Studies of the variable positions of DP, DR, and DQ reveal that peptide antigen contact residues on class II molecules are most frequently the site of variation in the protein primary structure. Therefore, through a combination of intense allelic variation and/or subunit pairing, the class II 'peptide' receptors are capable of binding an almost endless variation of peptides of 9 amino acids or longer in length, protecting interbreeding subpopulations from nascent or epidemic diseases. Individuals in a population frequently have different haplotypes, and this results in many combinations, even in small groups. This diversity enhances the survival of such groups, and thwarts evolution of epitopes in pathogens, which would otherwise be able to be shielded from the immune system.

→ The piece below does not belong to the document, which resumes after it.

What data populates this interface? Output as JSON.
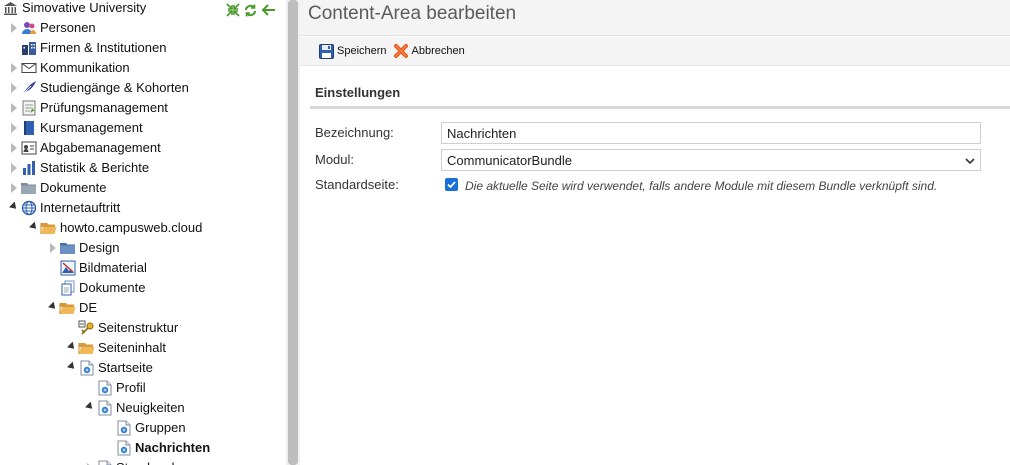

HLA antibodies are typically not naturally occurring, and with few exceptions are formed as a result of an immunologic challenge to a foreign material containing non-self HLAs via blood transfusion, pregnancy (paternally inherited antigens), or organ or tissue transplant.
Antibodies against disease-associated HLA haplotypes have been proposed as a treatment for severe autoimmune diseases.
Donor-specific HLA antibodies have been found to be associated with graft failure in kidney, heart, lung, and liver transplantation.
In some diseases requiring hematopoietic stem cell transplantation, preimplantation genetic diagnosis may be used to give rise to a sibling with matching HLA, although there are ethical considerations.